The drives must be online and in unallocated state in order to appear in the wizard. The drives can be of any type including SAS, VHD, VHDX, USB etc.

New storage pool

Review the Confirmation dialog and press Create to create the Storage pool.

After you create a storage pool you will be able to create one or more virtual disks. To create a virtual disk right click on your storage pool name, in server manager, and select the new virtual disk option. Select the storage pool on which you wish to create the virtual disk

New storage pool

Type the virtual disk’s name and description

Virtual Disk

Select the storage layout

Storage layout

Select a provisioning type: Provisioning type can be either thin or fixed. In Thin mode the virtual disk will use the minimum required space, as needed, growing gradually up to the Vdisk size. In fixed mode the whole size will be committed from scratch.

Virtual Disk

Specify the Vdisk size

Virtual Disk size

Review the confirmation dialog and create the virtual disk.

By default, after the completion of the Vdisk wizard the new volume wizard will start. It will guide you through the volume creation on the newly added Vdisk.

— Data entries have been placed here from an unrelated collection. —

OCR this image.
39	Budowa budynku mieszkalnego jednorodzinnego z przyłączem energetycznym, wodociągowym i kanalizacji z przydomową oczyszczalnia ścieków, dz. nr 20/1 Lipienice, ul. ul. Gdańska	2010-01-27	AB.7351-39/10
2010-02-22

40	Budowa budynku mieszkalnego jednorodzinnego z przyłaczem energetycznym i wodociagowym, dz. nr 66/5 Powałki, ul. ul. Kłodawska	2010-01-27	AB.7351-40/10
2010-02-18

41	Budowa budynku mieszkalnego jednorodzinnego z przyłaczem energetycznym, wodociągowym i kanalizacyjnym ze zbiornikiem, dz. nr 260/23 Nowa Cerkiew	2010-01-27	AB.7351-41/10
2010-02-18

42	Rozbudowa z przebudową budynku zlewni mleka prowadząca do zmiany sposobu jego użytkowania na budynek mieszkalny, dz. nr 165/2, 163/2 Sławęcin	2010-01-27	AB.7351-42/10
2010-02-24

In case you want to add more physical drives in a provisioned storage pool, right click on that storage pool’s name and select the add physical disk option.

For your information, the operations you can perform on a Vdisk is to repair, detach, mask/unmask, extend or delete it.

To replicate the procedure by using powershell

Firstly, list the available physical disks along with their status and their ability to participate in storage pools (CanPool value).  Get-PhysicalDisk:

canpool

In this example you will associate four physical disks in auto mode and one in hot spare mode. To accomplish that you have to create a variable containing the four disks you want to allocate, in auto mode, in a new storage pool.

In this example you want to include the physical disks 1-4 and not 5.

$PhysicalDisks=Get-PhysicalDisk -canpool $true | where-object{$_.FriendlyName -ne "PhysicalDisk5"}

 

Inject that variable into the new-StoragePool cmdlet by using the –physicaldisks switch:

new-StoragePool

Add physical disk 5 as a hot spare: create a variable containing the physical disk 5 and then feed that variable into the add-physicaldisk cmdlet

$PhysicalDiskAdd=get-physicaldisk -friendlyname PhysicalDisk5 
add-PhysicalDisk -PhysicalDisks $PhysicalDiskAdd -StoragePoolFriendlyName "Storage Pool 1" –Usage HotSpare

 

 

Finally, to create the virtual disk, use the new-VirtualDisk cmdlet as shown below

new-VirtualDisk

You can check out the storage pool and the virtualdisk settings by using the get-StoragePool|FL and the get-virtualDisk|FL cmdlets respectively.

As a final step you may use either diskpart or powershell commands to create the appropriate volumes on these virtual drives.